(略)
管理通貨制度を採用している先進国の通貨にとって、金銀財宝による価値の裏付けはさほど大きくありません。
たとえば直近の日銀報告書を見ると、総資産約520兆円に対する金地金(きんじがね)4400億円の比率はわずか0.085%に過ぎません(図表 3のA右側)。しかし実はこれは、買ったときの価格(簿価)で評価しているので必要以上に小さく見えるのです。そこで金地金の保有量から時価を計算し、簿価と時価を調整した総資産で割って修正します。するとバランスシートが拡大するサブプライムショック前は3.0%(同B右側)、拡大後はわずか0.7%となります(同C右側)。日銀券の価値を支えるのに、保有する金地金はほとんど貢献していないということです。

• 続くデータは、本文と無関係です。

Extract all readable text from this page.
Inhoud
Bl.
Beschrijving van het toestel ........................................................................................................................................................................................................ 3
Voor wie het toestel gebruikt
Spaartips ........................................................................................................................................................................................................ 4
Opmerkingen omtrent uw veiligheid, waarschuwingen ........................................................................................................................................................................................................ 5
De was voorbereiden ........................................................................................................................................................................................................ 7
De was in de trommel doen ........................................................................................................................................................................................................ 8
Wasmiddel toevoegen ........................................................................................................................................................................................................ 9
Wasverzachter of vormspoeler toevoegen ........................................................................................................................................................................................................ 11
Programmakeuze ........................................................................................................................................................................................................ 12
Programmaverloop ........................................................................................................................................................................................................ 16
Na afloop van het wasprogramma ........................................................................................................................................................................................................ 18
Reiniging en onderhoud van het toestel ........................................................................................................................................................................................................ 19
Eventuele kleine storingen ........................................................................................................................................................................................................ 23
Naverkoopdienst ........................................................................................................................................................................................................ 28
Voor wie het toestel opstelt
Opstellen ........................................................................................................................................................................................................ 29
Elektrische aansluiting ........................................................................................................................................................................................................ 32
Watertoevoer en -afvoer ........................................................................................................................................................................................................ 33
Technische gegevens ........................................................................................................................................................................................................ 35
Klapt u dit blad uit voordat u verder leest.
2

米FRBは日銀の10倍以上も金地金を保有していますが、大昔から保有しているためか簿価ベースの比率は日本よりも低い0.023%になります(図表 3のA左側)。しかし時価ベースで評価すると、実はバランスシート拡大前には全体の約27%が金地金だったことがわかります(同B左側)。ニクソンショックで金本位制から離れた後も、保有するゴールドがドルの価値をある程度支えていたということには驚きです。しかしバランスシートが急拡大した現在では、その比率は7%にまで落ちてしまいました(同C左側)。

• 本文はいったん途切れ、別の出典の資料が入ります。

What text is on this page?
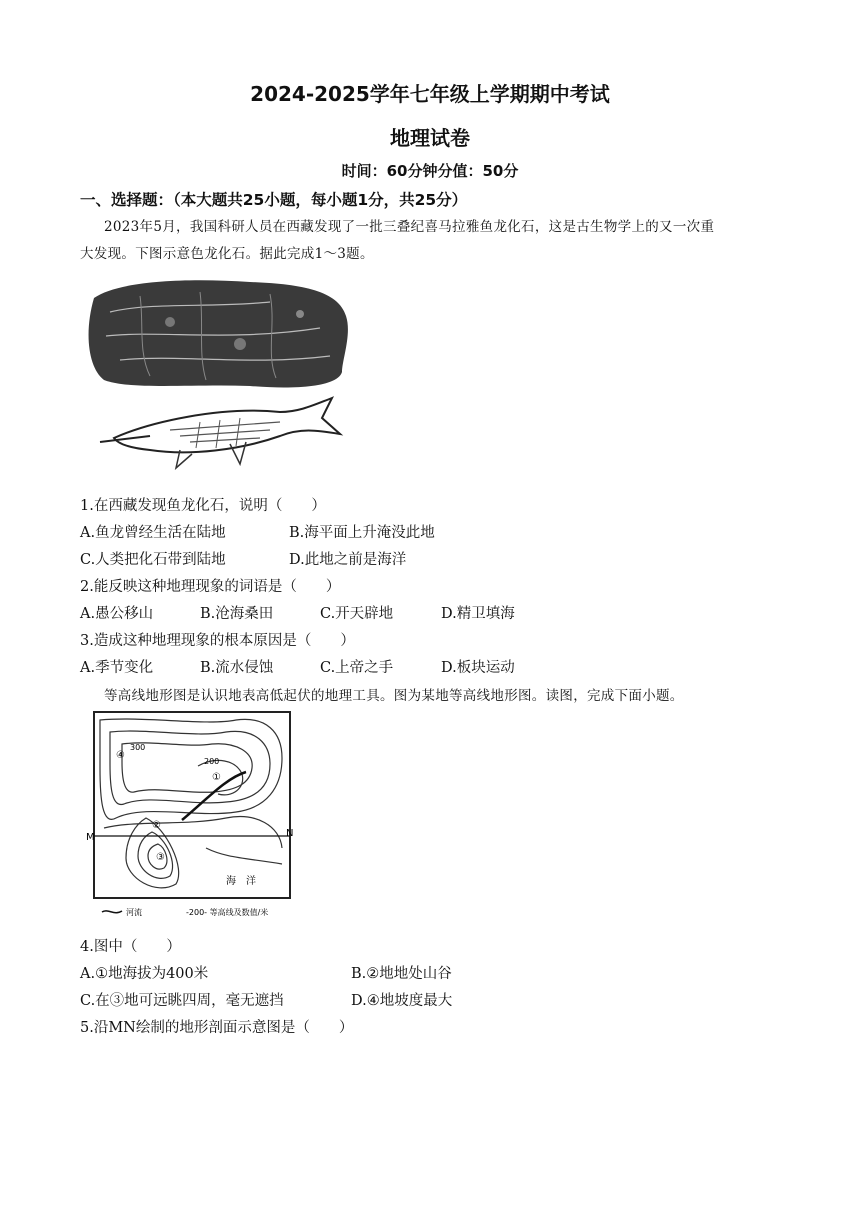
2024-2025学年七年级上学期期中考试
地理试卷
时间：60分钟分值：50分
一、选择题：（本大题共25小题，每小题1分，共25分）
2023年5月，我国科研人员在西藏发现了一批三叠纪喜马拉雅鱼龙化石，这是古生物学上的又一次重
大发现。下图示意色龙化石。据此完成1～3题。
1.在西藏发现鱼龙化石，说明（　　）
A.鱼龙曾经生活在陆地	B.海平面上升淹没此地
C.人类把化石带到陆地	D.此地之前是海洋
2.能反映这种地理现象的词语是（　　）
A.愚公移山	B.沧海桑田	C.开天辟地	D.精卫填海
3.造成这种地理现象的根本原因是（　　）
A.季节变化	B.流水侵蚀	C.上帝之手	D.板块运动
等高线地形图是认识地表高低起伏的地理工具。图为某地等高线地形图。读图，完成下面小题。
M	N
海　洋
④
①
②
③
300
200
河流	-200- 等高线及数值/米
4.图中（　　）
A.①地海拔为400米	B.②地地处山谷
C.在③地可远眺四周，毫无遮挡	D.④地坡度最大
5.沿MN绘制的地形剖面示意图是（　　）
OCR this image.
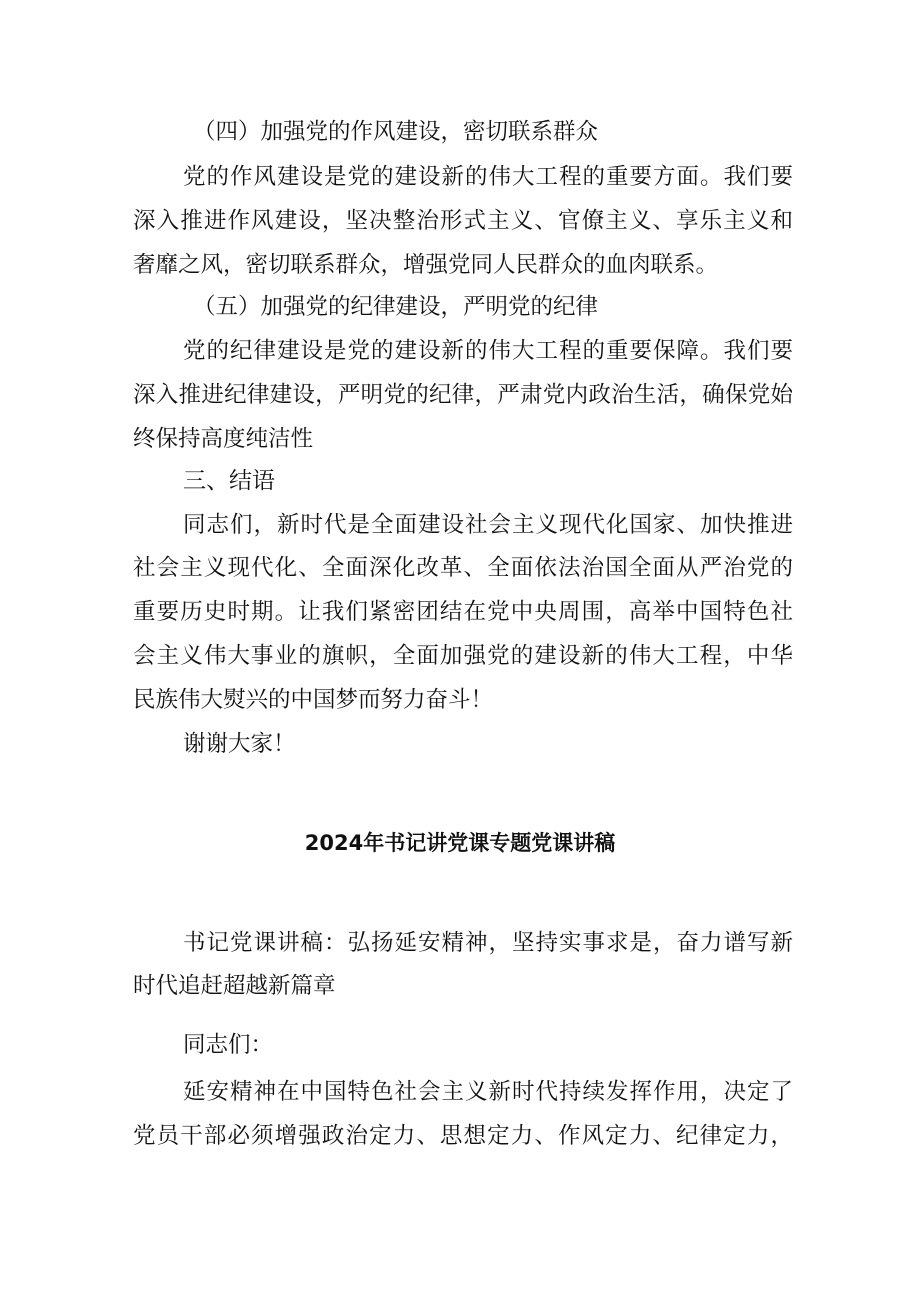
（四）加强党的作风建设，密切联系群众
党的作风建设是党的建设新的伟大工程的重要方面。我们要
深入推进作风建设，坚决整治形式主义、官僚主义、享乐主义和
奢靡之风，密切联系群众，增强党同人民群众的血肉联系。
（五）加强党的纪律建设，严明党的纪律
党的纪律建设是党的建设新的伟大工程的重要保障。我们要
深入推进纪律建设，严明党的纪律，严肃党内政治生活，确保党始
终保持高度纯洁性
三、结语
同志们，新时代是全面建设社会主义现代化国家、加快推进
社会主义现代化、全面深化改革、全面依法治国全面从严治党的
重要历史时期。让我们紧密团结在党中央周围，高举中国特色社
会主义伟大事业的旗帜，全面加强党的建设新的伟大工程，中华
民族伟大熨兴的中国梦而努力奋斗！
谢谢大家！
2024年书记讲党课专题党课讲稿
书记党课讲稿：弘扬延安精神，坚持实事求是，奋力谱写新
时代追赶超越新篇章
同志们：
延安精神在中国特色社会主义新时代持续发挥作用，决定了
党员干部必须增强政治定力、思想定力、作风定力、纪律定力，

政府や中央銀行が保有する貴金属に代わって、通貨価値を支えるようになったのは「政府の信用」です。
さらにその裏付けとなるのは、「国有財産」と「将来の税収」です。
だから「国の借金」が「国有財産」を上回るようになっても、「将来の税収」を担保に借金を続けたり通貨価値を維持することができます。
しかしその「将来の税収」の担保となっている「日本国民の担税力」「日本政府の徴税力」さえも上回るほどの借金を抱えたとき、日本円急落と円金利上昇に襲われる可能性が高いのです。